The 2018 edition’s poster child for this stance is without a doubt the second feature by New York street photographer Khalik Allah, Black Mother, which was presented in a world premiere. True/False effectively made Allah’s name in the film world by selecting his extraordinary debut, Field Niggas (2015), the portrait documentary shot on a corner 125th Street in Harlem, from the artist’s YouTube and Vimeo pages and premiering it in Missouri, after which it traveled the world to much acclaim. (Between the two features, Allah worked on Beyoncé’s powerful album-film, Lemonade.) This kind of idiosyncratic scouting and (now by showing his second film) fostering of talent, is something readily apparent throughout the festival as guests one year return with a film the following, and festival alumni show up without a new work simply to see what’s new in their field.

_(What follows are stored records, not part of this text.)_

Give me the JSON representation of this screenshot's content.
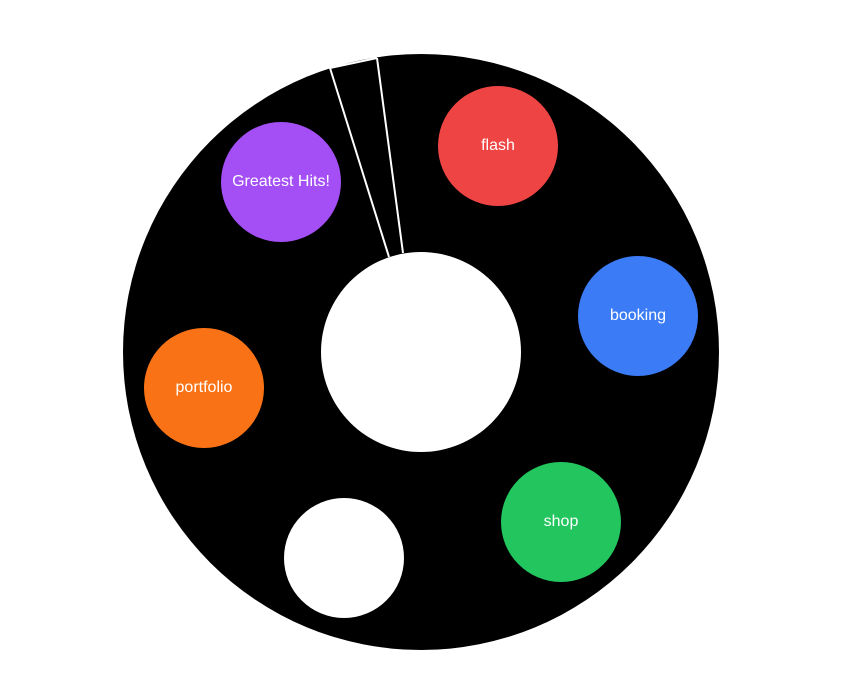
{
  "colors": {
    "wheel_background": "#000000",
    "center_hub": "#ffffff",
    "divider_line": "#ffffff"
  },
  "menu": {
    "items": [
      {
        "key": "flash",
        "label": "flash",
        "color": "#ef4444"
      },
      {
        "key": "booking",
        "label": "booking",
        "color": "#3b7bf5"
      },
      {
        "key": "shop",
        "label": "shop",
        "color": "#22c55e"
      },
      {
        "key": "empty",
        "label": "",
        "color": "#ffffff"
      },
      {
        "key": "portfolio",
        "label": "portfolio",
        "color": "#f97316"
      },
      {
        "key": "greatest",
        "label": "Greatest Hits!",
        "color": "#a34ff5"
      }
    ]
  }
}
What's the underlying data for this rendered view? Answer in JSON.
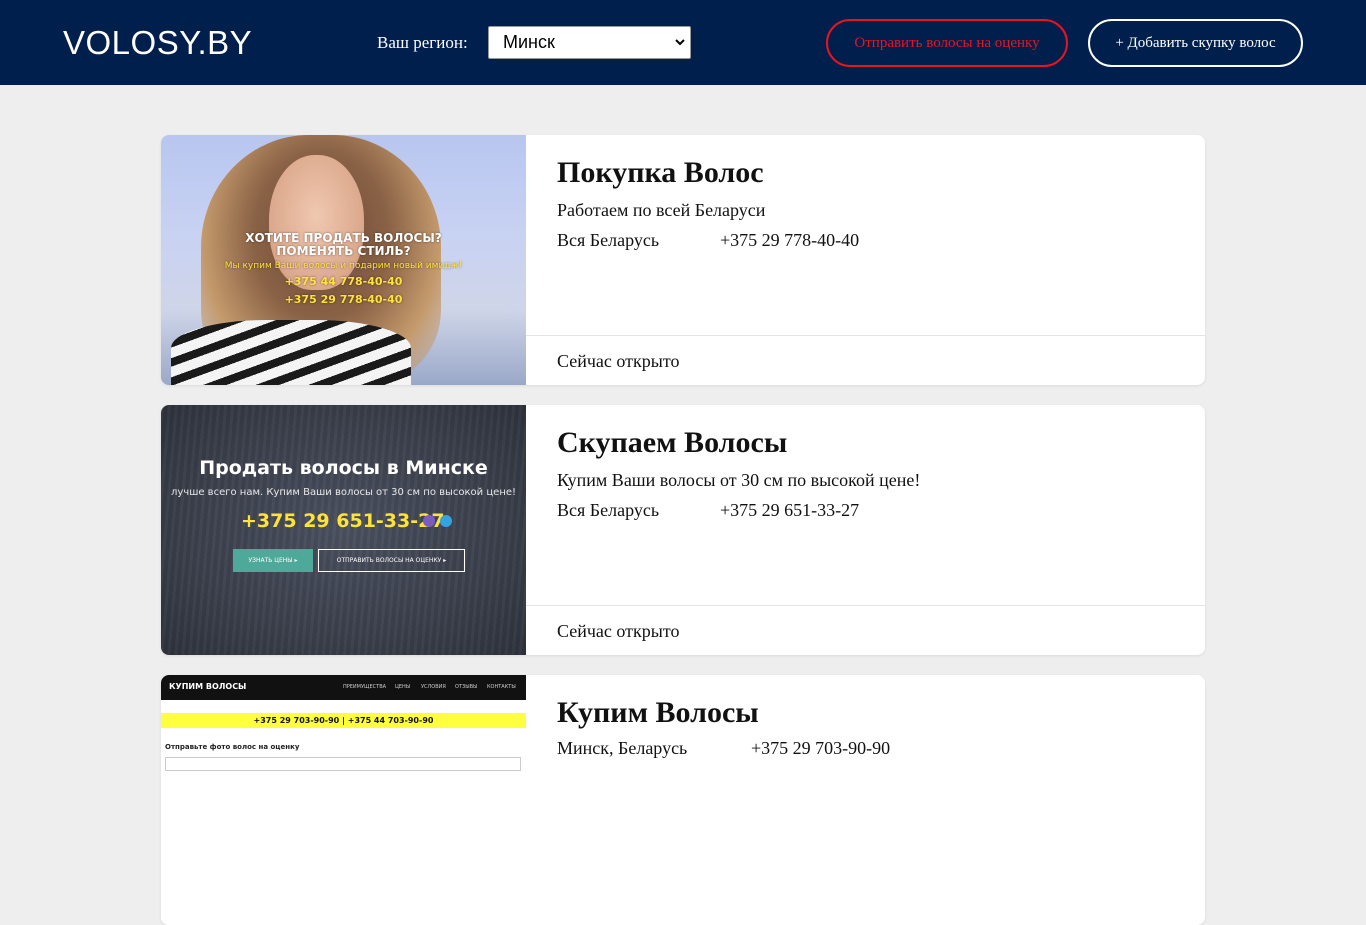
{
  "header": {
    "logo": "VOLOSY.BY",
    "region_label": "Ваш регион:",
    "region_selected": "Минск",
    "evaluate_button": "Отправить волосы на оценку",
    "add_button": "+ Добавить скупку волос",
    "colors": {
      "bg": "#001f4d",
      "accent_red": "#e8141e"
    }
  },
  "listings": [
    {
      "title": "Покупка Волос",
      "description": "Работаем по всей Беларуси",
      "location": "Вся Беларусь",
      "phone": "+375 29 778-40-40",
      "status": "Сейчас открыто",
      "thumb": {
        "line1": "ХОТИТЕ ПРОДАТЬ ВОЛОСЫ?",
        "line2": "ПОМЕНЯТЬ СТИЛЬ?",
        "line3": "Мы купим Ваши волосы и подарим новый имидж!",
        "phone1": "+375 44 778-40-40",
        "phone2": "+375 29 778-40-40"
      }
    },
    {
      "title": "Скупаем Волосы",
      "description": "Купим Ваши волосы от 30 см по высокой цене!",
      "location": "Вся Беларусь",
      "phone": "+375 29 651-33-27",
      "status": "Сейчас открыто",
      "thumb": {
        "title": "Продать волосы в Минске",
        "subtitle": "лучше всего нам. Купим Ваши волосы от 30 см по высокой цене!",
        "phone": "+375 29 651-33-27",
        "btn_prices": "УЗНАТЬ ЦЕНЫ ▸",
        "btn_evaluate": "ОТПРАВИТЬ ВОЛОСЫ НА ОЦЕНКУ ▸"
      }
    },
    {
      "title": "Купим Волосы",
      "location": "Минск, Беларусь",
      "phone": "+375 29 703-90-90",
      "thumb": {
        "brand": "КУПИМ ВОЛОСЫ",
        "nav": [
          "ПРЕИМУЩЕСТВА",
          "ЦЕНЫ",
          "УСЛОВИЯ",
          "ОТЗЫВЫ",
          "КОНТАКТЫ"
        ],
        "phones": "+375 29 703-90-90   |   +375 44 703-90-90",
        "form_title": "Отправьте фото волос на оценку"
      }
    }
  ]
}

Another portrait film but of considerably expanded scope, Black Mother sees the New York-based director returns to his mother’s home of Jamaica to make an impressionist combination of polyphonic character diary and concatenation of Jamaican identity as seen by a grandson of the island. As in his first film, Allah separates his images from his sounds, so that his portraits, which gravitate towards the downtrodden, the damaged, the veterans of life, and an effulgence of beautiful women, are seen out of sync with the soundtrack, which is predominantly interviews with and rhapsodies by the subjects we are watching. Allah’s talent for finding bodies and faces of profound soul and character has been easily transposed to Jamaica, and his photographic eye, using a hip combination of multiple shooting formats both celluloid and digital, is unfailing in its exaltation.
The story, such as it is, is divided into trimesters and structured around the birth of a child. In this way, Allah is able to quite loosely fly through a survey of a Jamaican character birthed from a complex combination of the texture of the streets, those who live hard or live fun on them, the hybrid importance of Christianity and Rastafarianism, slave history, black beauty, political protest, and the serene and healthful embrace of the island’s spiritual and sensual possibilities. Allah’s cinema is as exciting as ever: The sense of time in the picture is precisely in the now but also aged and ever-renewing. He seems to have picked up the gauntlet thrown by the contemporary cinema of Terrence Malick, which allows for a floating, ecstatic freedom of camera, of character, and of storytelling, and has re-invented it for the Vimeo era of gaspingly pretty, highly individualized art-filmmaking. One image, slow motion, of the director standing by a flowing river as he rewinds the film in his Bolex, the camera gliding towards these two flows, that of film and of water, epitomize the personal vision of this enthralling work.